As he leads us from the Schumann into the Titelman Gallery, Williams says that the visitor to “From Exhibition to Collection” must keep its context in mind.

“When you know that all of the artworks in the room have been purchased from exhibitions, you get a sense of what the museum has been doing over the years.”

In the museum’s earlier years, there was more of an accent on collecting the work of Florida artists, he points out. “In the last 10 years or more, we’ve collected some Florida artists, for sure. But there’s been a broadening of the collection into nationally and internationally known artists. When you see the collection altogether, you don’t think about how it’s different, you think about what a well-balanced group of objects it is.”

Williams stops in front of “Swimmer,” a screenprint by Alex Katz that was published as an edition in 1974. The museum purchased its copy of the print in 1994 from its Collector’s Choice exhibition. Collector’s Choice was a recurring exhibition that was held every year or two. Galleries in South Florida lent the artworks, which were for sale to the public during the show’s run. Many museum patrons purchased works from the shows, and some gave funds to the museum to purchase works for the collection.

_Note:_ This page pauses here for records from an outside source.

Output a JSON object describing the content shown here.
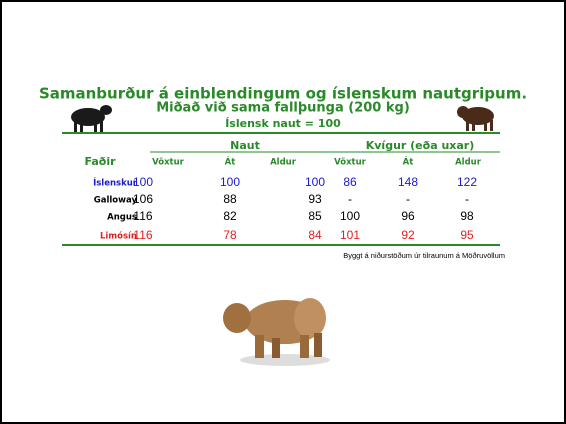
{
  "header": {
    "title": "Samanburður á einblendingum og íslenskum nautgripum.",
    "subtitle": "Miðað við sama fallþunga (200 kg)",
    "reference": "Íslensk naut = 100",
    "title_color": "#2a8a2a"
  },
  "table": {
    "groups": [
      "Naut",
      "Kvígur (eða uxar)"
    ],
    "columns": [
      "Faðir",
      "Vöxtur",
      "Át",
      "Aldur",
      "Vöxtur",
      "Át",
      "Aldur"
    ],
    "rows": [
      {
        "label": "Íslenskur",
        "color": "#1a1acc",
        "cells": [
          100,
          100,
          100,
          86,
          148,
          122
        ]
      },
      {
        "label": "Galloway",
        "color": "#000000",
        "cells": [
          106,
          88,
          93,
          "-",
          "-",
          "-"
        ]
      },
      {
        "label": "Angus",
        "color": "#000000",
        "cells": [
          116,
          82,
          85,
          100,
          96,
          98
        ]
      },
      {
        "label": "Limósín",
        "color": "#e02020",
        "cells": [
          116,
          78,
          84,
          101,
          92,
          95
        ]
      }
    ]
  },
  "footer": {
    "source": "Byggt á niðurstöðum úr tilraunum á Möðruvöllum"
  }
}
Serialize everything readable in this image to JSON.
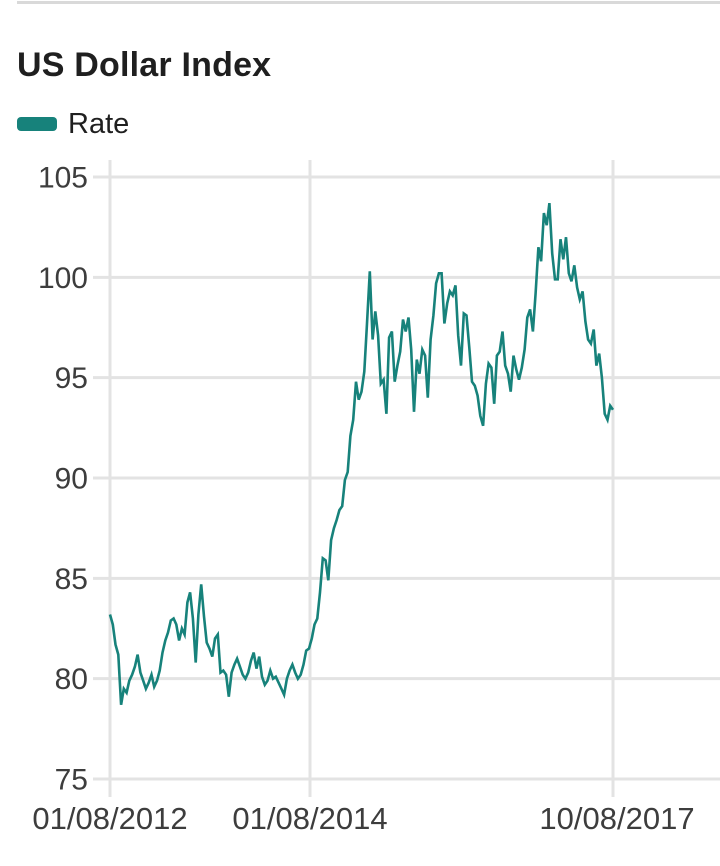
{
  "header": {
    "title": "US Dollar Index"
  },
  "legend": {
    "items": [
      {
        "label": "Rate",
        "color": "#17827b"
      }
    ]
  },
  "colors": {
    "line": "#17827b",
    "grid": "#e3e3e3",
    "axis_text": "#3d3d3d",
    "title_text": "#1f1f1f",
    "divider": "#d9d9d9",
    "background": "#ffffff"
  },
  "chart_data": {
    "type": "line",
    "title": "US Dollar Index",
    "xlabel": "",
    "ylabel": "",
    "ylim": [
      75,
      105
    ],
    "grid": true,
    "legend_position": "top-left",
    "y_ticks": [
      105,
      100,
      95,
      90,
      85,
      80,
      75
    ],
    "x_ticks": [
      {
        "label": "01/08/2012",
        "frac": 0
      },
      {
        "label": "01/08/2014",
        "frac": 0.3976
      },
      {
        "label": "10/08/2017",
        "frac": 1
      }
    ],
    "series": [
      {
        "name": "Rate",
        "start_date": "01/08/2012",
        "end_date": "10/08/2017",
        "points_per_month": 3,
        "values": [
          83.2,
          82.7,
          81.7,
          81.2,
          78.7,
          79.5,
          79.3,
          79.9,
          80.2,
          80.6,
          81.2,
          80.3,
          79.9,
          79.5,
          79.8,
          80.2,
          79.6,
          79.9,
          80.4,
          81.3,
          81.9,
          82.3,
          82.9,
          83.0,
          82.7,
          81.9,
          82.5,
          82.2,
          83.8,
          84.3,
          83.0,
          80.8,
          83.2,
          84.7,
          83.1,
          81.8,
          81.5,
          81.1,
          82.0,
          82.2,
          80.3,
          80.4,
          80.2,
          79.1,
          80.3,
          80.7,
          81.0,
          80.6,
          80.2,
          80.0,
          80.3,
          80.9,
          81.3,
          80.5,
          81.1,
          80.1,
          79.7,
          79.9,
          80.4,
          80.0,
          80.1,
          79.8,
          79.5,
          79.2,
          80.0,
          80.4,
          80.7,
          80.3,
          80.0,
          80.2,
          80.7,
          81.4,
          81.5,
          82.0,
          82.7,
          83.0,
          84.3,
          86.0,
          85.9,
          84.9,
          86.9,
          87.5,
          87.9,
          88.4,
          88.6,
          89.9,
          90.3,
          92.1,
          92.9,
          94.8,
          93.9,
          94.3,
          95.3,
          97.7,
          100.3,
          96.9,
          98.3,
          97.1,
          94.7,
          94.9,
          93.2,
          97.0,
          97.3,
          94.8,
          95.6,
          96.3,
          97.9,
          97.3,
          98.0,
          96.4,
          93.3,
          95.9,
          95.2,
          96.4,
          96.1,
          94.0,
          96.9,
          98.1,
          99.7,
          100.2,
          100.2,
          97.7,
          98.7,
          99.3,
          99.1,
          99.6,
          97.1,
          95.6,
          98.2,
          98.1,
          96.5,
          94.8,
          94.6,
          94.1,
          93.1,
          92.6,
          94.7,
          95.7,
          95.5,
          93.7,
          96.1,
          96.3,
          97.3,
          95.6,
          95.2,
          94.3,
          96.1,
          95.4,
          94.9,
          95.5,
          96.4,
          98.0,
          98.4,
          97.3,
          99.2,
          101.5,
          100.8,
          103.2,
          102.6,
          103.7,
          101.2,
          99.9,
          99.9,
          101.9,
          100.9,
          102.0,
          100.2,
          99.8,
          100.6,
          99.5,
          98.9,
          99.3,
          97.8,
          96.9,
          96.7,
          97.4,
          95.6,
          96.2,
          95.0,
          93.2,
          92.9,
          93.6,
          93.4
        ]
      }
    ]
  }
}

Florida artists honored with a purchase from their solo shows include printmaker Ken Kerslake, photographer Clyde Butcher and painter Michael Sastre.

“Ever since I saw this piece by Michael Sastre, I’ve been wanting to get it out for some show,” says Williams.

Purchased in 1993 from an exhibition titled “Made in Florida,” the large painting depicts a barefooted woman in an orange jumpsuit. She is seated in a white plastic lawn chair before a drab, concrete block wall.

The painting is from Sastre’s “Life in Krome” series. The title refers to the Krome Detention Center in Miami, which holds immigrants who are in the process of being deported to their countries of origin.

Other works in the show are from artists who have exhibited within the last year or two. They include “In the Common Interest,” an oil painting executed on both sides of a folding screen by Dale Kennington; a panoramic time-lapse photo of the mountains of West Virginia by Stephen Lawson; and “Evidence,” a blown-glass and mixed-media sculpture by Marc Petrovic.

Many other gems of the collection are also on display in the Titelman. “These artworks have never been seen together in this context,” says Williams.

“Masters of Studio Glass” runs through Sept. 11. “From Exhibition to Collection” is on display through Sept. 6.